Témoins, images et controverses : Heimdal sous la plume de Georges Bernage

La parution de Un éditeur et les témoins de l’Histoire m’a surprise et a déclenché un intérêt immédiat. En retraçant cinquante années d’édition de la maison Heimdal, Georges Bernage revient sur une aventure éditoriale qui a profondément marqué l’histoire militaire et régionale françaises depuis les années 1970.

Dès la réception de l’ouvrage, le lecteur est frappé par la richesse iconographique. Documents en noir et blanc et en couleur, photographies, reproductions et couvertures abondent, fidèles à l’ADN de la maison Heimdal. Cette profusion n’est pas gratuite : elle accompagne et prolonge le texte, rappelant combien l’image a toujours occupé une place centrale dans la démarche éditoriale de l’éditeur.

L’un des grands mérites du livre — et sans doute l’un des apports majeurs de Georges Bernage à l’historiographie — réside dans sa volonté très précoce de donner la parole aux témoins de la Seconde Guerre mondiale, alors même que beaucoup d’entre eux étaient encore ignorés du monde éditorial, en dehors des officiers généraux. Avant qu’ils ne disparaissent, ces acteurs directs ont été sollicités, interrogés, écoutés, leurs souvenirs consignés avec minutie. Cette démarche, aujourd’hui largement reconnue, constitue l’un des héritages essentiels des éditions Heimdal.

Dans cette logique, on ne peut que saluer l’importance des célèbres « Albums Mémorial », véritables piliers du catalogue. Riches de photographies souvent inédites, accompagnées de descriptifs précis et détaillés, ils ont durablement influencé la manière d’aborder l’histoire des combats, des unités et des territoires, devenant pour beaucoup des ouvrages de référence.

L’ouvrage n’insiste pas beaucoup sur les zones plus sensibles de l’histoire éditoriale de Heimdal. La mise en avant appuyée des origines nordiques de la région normande, ainsi que le nombre significatif d’ouvrages consacrés à la Waffen-SS, ont contribué à forger, au fil des décennies, une image parfois jugée sulfureuse.
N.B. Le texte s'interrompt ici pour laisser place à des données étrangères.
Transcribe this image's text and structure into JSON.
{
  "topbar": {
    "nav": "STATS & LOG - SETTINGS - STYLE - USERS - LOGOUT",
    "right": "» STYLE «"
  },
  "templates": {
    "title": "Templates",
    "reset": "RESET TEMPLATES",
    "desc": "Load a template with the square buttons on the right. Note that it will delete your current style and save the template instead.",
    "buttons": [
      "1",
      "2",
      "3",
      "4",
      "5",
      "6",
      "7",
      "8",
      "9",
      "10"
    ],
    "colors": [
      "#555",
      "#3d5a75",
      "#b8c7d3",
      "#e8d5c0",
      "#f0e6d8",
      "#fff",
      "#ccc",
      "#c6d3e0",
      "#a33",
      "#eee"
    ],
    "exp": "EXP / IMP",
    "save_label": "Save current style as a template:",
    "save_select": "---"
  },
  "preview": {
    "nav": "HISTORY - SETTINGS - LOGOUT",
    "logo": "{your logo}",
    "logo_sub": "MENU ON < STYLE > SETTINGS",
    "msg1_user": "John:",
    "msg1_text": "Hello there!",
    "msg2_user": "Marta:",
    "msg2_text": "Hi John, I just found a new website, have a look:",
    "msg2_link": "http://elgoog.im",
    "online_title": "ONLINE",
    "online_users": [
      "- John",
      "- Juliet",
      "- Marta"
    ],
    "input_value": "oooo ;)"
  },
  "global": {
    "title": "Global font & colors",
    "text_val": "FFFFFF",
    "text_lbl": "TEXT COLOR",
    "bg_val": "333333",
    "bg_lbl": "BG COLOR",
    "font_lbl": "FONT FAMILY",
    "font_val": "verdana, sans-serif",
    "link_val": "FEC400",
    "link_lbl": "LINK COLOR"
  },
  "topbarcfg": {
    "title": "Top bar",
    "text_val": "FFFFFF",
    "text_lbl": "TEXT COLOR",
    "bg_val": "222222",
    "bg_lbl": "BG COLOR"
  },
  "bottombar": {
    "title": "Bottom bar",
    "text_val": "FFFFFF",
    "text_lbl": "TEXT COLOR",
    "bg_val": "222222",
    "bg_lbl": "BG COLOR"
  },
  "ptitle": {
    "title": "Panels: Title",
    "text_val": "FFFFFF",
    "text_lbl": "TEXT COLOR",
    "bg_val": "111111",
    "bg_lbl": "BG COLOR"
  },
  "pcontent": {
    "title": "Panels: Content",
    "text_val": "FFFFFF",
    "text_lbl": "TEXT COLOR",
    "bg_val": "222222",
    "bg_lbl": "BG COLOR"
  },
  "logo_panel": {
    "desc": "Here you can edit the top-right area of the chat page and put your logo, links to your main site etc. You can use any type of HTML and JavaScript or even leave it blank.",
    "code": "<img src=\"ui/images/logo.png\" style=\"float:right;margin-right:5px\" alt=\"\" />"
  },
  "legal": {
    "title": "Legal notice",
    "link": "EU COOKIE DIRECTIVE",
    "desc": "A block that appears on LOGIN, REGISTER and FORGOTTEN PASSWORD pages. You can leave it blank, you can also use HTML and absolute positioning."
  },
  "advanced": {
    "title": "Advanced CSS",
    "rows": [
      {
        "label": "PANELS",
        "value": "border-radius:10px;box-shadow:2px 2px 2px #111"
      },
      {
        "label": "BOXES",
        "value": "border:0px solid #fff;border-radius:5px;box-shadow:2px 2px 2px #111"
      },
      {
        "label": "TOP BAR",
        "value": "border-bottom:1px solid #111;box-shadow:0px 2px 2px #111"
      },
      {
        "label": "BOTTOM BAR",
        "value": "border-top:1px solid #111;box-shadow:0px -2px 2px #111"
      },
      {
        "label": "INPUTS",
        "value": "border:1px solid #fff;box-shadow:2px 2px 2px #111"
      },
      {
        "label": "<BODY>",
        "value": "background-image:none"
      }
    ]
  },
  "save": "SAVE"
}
Si ces publications s’inscrivent dans une démarche documentaire centrée sur l’iconographie, les unités et les parcours individuels, elles ont aussi nourri débats et controverses, rappelant combien l’histoire militaire, lorsqu’elle touche à ces sujets, demeure un terrain délicat et souvent polémique.
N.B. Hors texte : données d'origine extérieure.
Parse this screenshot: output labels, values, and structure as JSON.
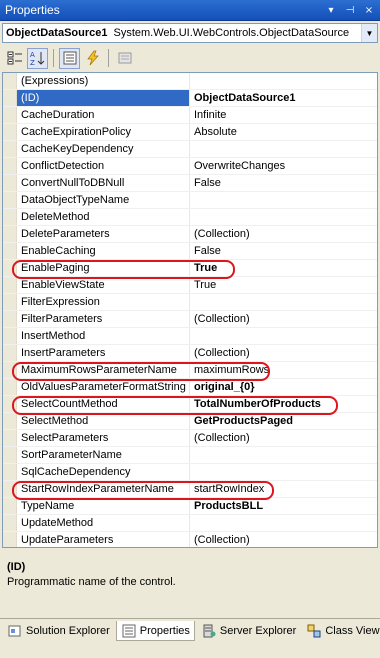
{
  "window": {
    "title": "Properties",
    "controls": [
      "▾",
      "⊣",
      "×"
    ]
  },
  "object_selector": {
    "name": "ObjectDataSource1",
    "type": "System.Web.UI.WebControls.ObjectDataSource"
  },
  "toolbar": {
    "buttons": [
      "categorized-icon",
      "alphabetical-icon",
      "properties-icon",
      "events-icon",
      "property-pages-icon"
    ]
  },
  "properties": [
    {
      "name": "(Expressions)",
      "value": ""
    },
    {
      "name": "(ID)",
      "value": "ObjectDataSource1",
      "selected": true,
      "bold": true
    },
    {
      "name": "CacheDuration",
      "value": "Infinite"
    },
    {
      "name": "CacheExpirationPolicy",
      "value": "Absolute"
    },
    {
      "name": "CacheKeyDependency",
      "value": ""
    },
    {
      "name": "ConflictDetection",
      "value": "OverwriteChanges"
    },
    {
      "name": "ConvertNullToDBNull",
      "value": "False"
    },
    {
      "name": "DataObjectTypeName",
      "value": ""
    },
    {
      "name": "DeleteMethod",
      "value": ""
    },
    {
      "name": "DeleteParameters",
      "value": "(Collection)"
    },
    {
      "name": "EnableCaching",
      "value": "False"
    },
    {
      "name": "EnablePaging",
      "value": "True",
      "bold": true
    },
    {
      "name": "EnableViewState",
      "value": "True"
    },
    {
      "name": "FilterExpression",
      "value": ""
    },
    {
      "name": "FilterParameters",
      "value": "(Collection)"
    },
    {
      "name": "InsertMethod",
      "value": ""
    },
    {
      "name": "InsertParameters",
      "value": "(Collection)"
    },
    {
      "name": "MaximumRowsParameterName",
      "value": "maximumRows"
    },
    {
      "name": "OldValuesParameterFormatString",
      "value": "original_{0}",
      "bold": true
    },
    {
      "name": "SelectCountMethod",
      "value": "TotalNumberOfProducts",
      "bold": true
    },
    {
      "name": "SelectMethod",
      "value": "GetProductsPaged",
      "bold": true
    },
    {
      "name": "SelectParameters",
      "value": "(Collection)"
    },
    {
      "name": "SortParameterName",
      "value": ""
    },
    {
      "name": "SqlCacheDependency",
      "value": ""
    },
    {
      "name": "StartRowIndexParameterName",
      "value": "startRowIndex"
    },
    {
      "name": "TypeName",
      "value": "ProductsBLL",
      "bold": true
    },
    {
      "name": "UpdateMethod",
      "value": ""
    },
    {
      "name": "UpdateParameters",
      "value": "(Collection)"
    }
  ],
  "description": {
    "title": "(ID)",
    "text": "Programmatic name of the control."
  },
  "tabs": [
    {
      "label": "Solution Explorer",
      "icon": "solution-explorer-icon"
    },
    {
      "label": "Properties",
      "icon": "properties-icon",
      "active": true
    },
    {
      "label": "Server Explorer",
      "icon": "server-explorer-icon"
    },
    {
      "label": "Class View",
      "icon": "class-view-icon"
    }
  ],
  "colors": {
    "title_bar": "#1f5fc6",
    "selection": "#316ac5",
    "highlight": "#e0141c"
  }
}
Le texte de Georges Bernage, dense et informatif, permet de comprendre la genèse et l’évolution de cette maison d’édition si particulière, ses choix, ses succès, mais aussi ses difficultés. Le récit, très personnel, accorde une large place aux tensions humaines et aux relations internes difficiles, ce qui éclaire certaines fragilités structurelles. Pas simple d’être chef d’entreprise ! On sent trop souvent la justification à postériori plus que l’explication apaisée, avec le recul du temps qui passe et de l’âge.

La question de l’adaptation aux mutations du monde éditorial est également abordée d’une manière trop lointaine. On aurait aimé une approche plus sectorielle avec un regard porté sur le métier, l’univers de concurrence et les évolutions de la presse magazine dans le temps. Si l’auteur revendique une adaptation constante, notamment face au numérique, celle-ci apparaît lente et souvent laborieuse — une difficulté partagée par nombre d’éditeurs spécialisés issus du papier.

En définitive, Un éditeur et les témoins de l’Histoire est un ouvrage riche, qui rend compte d’un demi-siècle d’édition passionnée au service de l’histoire vécue. Il s’adresse d’abord aux lecteurs familiers de l’univers Heimdal, mais rappelle surtout l’importance d’un travail pionnier : celui d’avoir su recueillir, à temps, la parole des témoins et de l’avoir transmise à travers des ouvrages devenus, pour certains, incontournables.

Georges Bernage – 50 ans d’édition. Éditions Heimdal. Juin 2025. 384 pages avec une iconographie très dense en n/b et en couleurs.